Last Saturday night, I finally got to go, thanks to a generous friend whose wife is a writer on the show. When the official email came through confirming our tickets, I was elated—and a little nervous about being able to stay up until 1 am. We booked a table at Le Rock for 8 pm in order to arrive at the studio at 10 pm, as instructed. The check-in process is fine. You wait, do a TSA-style security check, and wait some more. Most of this is soundtracked by a DJ duo who look like undercover cops playing, a little too loudly, a genre of music that I can only describe as an assault on good taste. They pass out canned Dos Equis margaritas, soft drinks, and Dasani water. Your tickets come in a small white envelope with a number or letter written on the back, and when yours is called, you get in another line and head into Studio 8H. Once inside, things finally feel special. The ushers are aggressively pleasant, the nervous energy is contagious,, and the band plays a warm-up set while the audience watches set pieces and props get shuffled around.

Then Michael Che launches into his crowd work, most of which centers around him asking a few tourists if they like his pink A Bathing Ape hoodie. The host last Saturday was, of course, Australian heartthrob Jacob Elordi (6’5”), who most recently starred in Saltburn and Priscilla (the director Sofia Coppola and her husband, Phoenix singer Thomas Mars, were in attendance).

One of the most striking parts of seeing the show live is just how carefully timed and choreographed it is: At the end of Elordi’s monologue and after every sketch, a woman would grab his hand and run with him to the next costume change. The show itself was solid. Punkie Johnson stole Weekend Update with her impression of Deobra Redden, the man who went viral for athletically leaping over a desk to attack a judge. Rachel McAdams emerged, to rapturous applause, to join a mediocre sketch about an acting class.
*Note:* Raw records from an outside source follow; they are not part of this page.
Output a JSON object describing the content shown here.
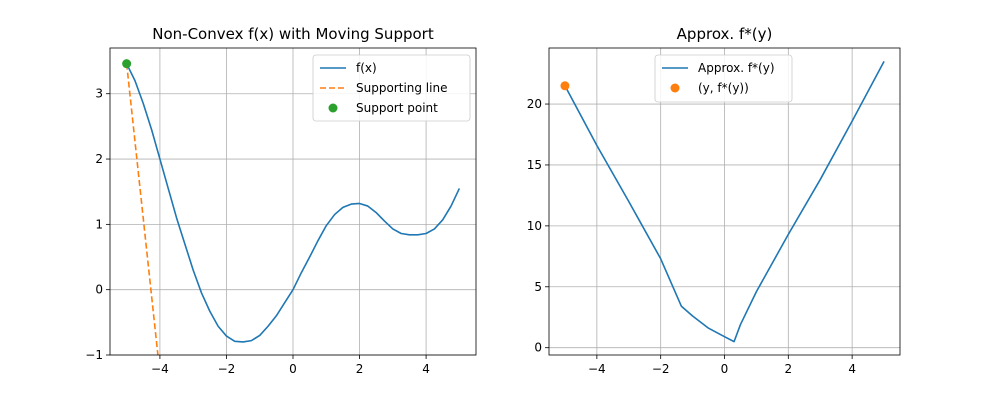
{
  "chart_data": [
    {
      "type": "line",
      "title": "Non-Convex f(x) with Moving Support",
      "xlabel": "",
      "ylabel": "",
      "xlim": [
        -5.5,
        5.5
      ],
      "ylim": [
        -1.0,
        3.7
      ],
      "xticks": [
        -4,
        -2,
        0,
        2,
        4
      ],
      "xtick_labels": [
        "−4",
        "−2",
        "0",
        "2",
        "4"
      ],
      "yticks": [
        -1,
        0,
        1,
        2,
        3
      ],
      "ytick_labels": [
        "−1",
        "0",
        "1",
        "2",
        "3"
      ],
      "grid": true,
      "legend_position": "top-right",
      "series": [
        {
          "name": "f(x)",
          "style": "line",
          "color": "#1f77b4",
          "x": [
            -5.0,
            -4.75,
            -4.5,
            -4.25,
            -4.0,
            -3.75,
            -3.5,
            -3.25,
            -3.0,
            -2.75,
            -2.5,
            -2.25,
            -2.0,
            -1.75,
            -1.5,
            -1.25,
            -1.0,
            -0.75,
            -0.5,
            -0.25,
            0.0,
            0.25,
            0.5,
            0.75,
            1.0,
            1.25,
            1.5,
            1.75,
            2.0,
            2.25,
            2.5,
            2.75,
            3.0,
            3.25,
            3.5,
            3.75,
            4.0,
            4.25,
            4.5,
            4.75,
            5.0
          ],
          "y": [
            3.46,
            3.2,
            2.85,
            2.45,
            2.0,
            1.55,
            1.1,
            0.7,
            0.3,
            -0.05,
            -0.33,
            -0.56,
            -0.71,
            -0.79,
            -0.8,
            -0.78,
            -0.7,
            -0.56,
            -0.4,
            -0.2,
            0.0,
            0.26,
            0.5,
            0.75,
            0.98,
            1.15,
            1.26,
            1.31,
            1.32,
            1.28,
            1.18,
            1.05,
            0.93,
            0.86,
            0.84,
            0.84,
            0.86,
            0.93,
            1.07,
            1.28,
            1.55
          ]
        },
        {
          "name": "Supporting line",
          "style": "dashed",
          "color": "#ff7f0e",
          "x": [
            -5.0,
            -4.06
          ],
          "y": [
            3.46,
            -1.0
          ]
        },
        {
          "name": "Support point",
          "style": "point",
          "color": "#2ca02c",
          "x": [
            -5.0
          ],
          "y": [
            3.46
          ]
        }
      ]
    },
    {
      "type": "line",
      "title": "Approx. f*(y)",
      "xlabel": "",
      "ylabel": "",
      "xlim": [
        -5.5,
        5.5
      ],
      "ylim": [
        -0.6,
        24.6
      ],
      "xticks": [
        -4,
        -2,
        0,
        2,
        4
      ],
      "xtick_labels": [
        "−4",
        "−2",
        "0",
        "2",
        "4"
      ],
      "yticks": [
        0,
        5,
        10,
        15,
        20
      ],
      "ytick_labels": [
        "0",
        "5",
        "10",
        "15",
        "20"
      ],
      "grid": true,
      "legend_position": "top-center",
      "series": [
        {
          "name": "Approx. f*(y)",
          "style": "line",
          "color": "#1f77b4",
          "x": [
            -5.0,
            -4.0,
            -3.0,
            -2.0,
            -1.35,
            -1.0,
            -0.5,
            0.0,
            0.3,
            0.5,
            1.0,
            2.0,
            3.0,
            4.0,
            5.0
          ],
          "y": [
            21.5,
            16.6,
            12.0,
            7.3,
            3.4,
            2.6,
            1.6,
            0.9,
            0.5,
            1.9,
            4.6,
            9.3,
            13.8,
            18.6,
            23.5
          ]
        },
        {
          "name": "(y, f*(y))",
          "style": "point",
          "color": "#ff7f0e",
          "x": [
            -5.0
          ],
          "y": [
            21.5
          ]
        }
      ]
    }
  ]
}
Reneé Rapp performed two songs I have never heard while Annie Clark (aka St. Vincent) and Cara Delevingne, who were standing next to us in the crowd, enthusiastically showed their support. I left genuinely impressed at the operation and how it all worked.

Everyone loves to shit on Saturday Night Live these days, and the show is not creating bonafide stars like it used to. But I still watch every week and always have a few laughs. It’s not in its heyday, but it’s topical, timely, and still very glamorous. Hosting or performing as a musical guest remains a pop-culture right of passage and maybe the best place to promote your new television show, movie, or album. The show celebrates its 50th anniversary in 2025, and the rumors are that Lorne will take a step back, handing the job to Tina Fey or Seth Meyers. Maybe I romanticize the show’s history and lore, but it is still something special, and no matter who is leading the charge, I hope it lasts for another 50 years.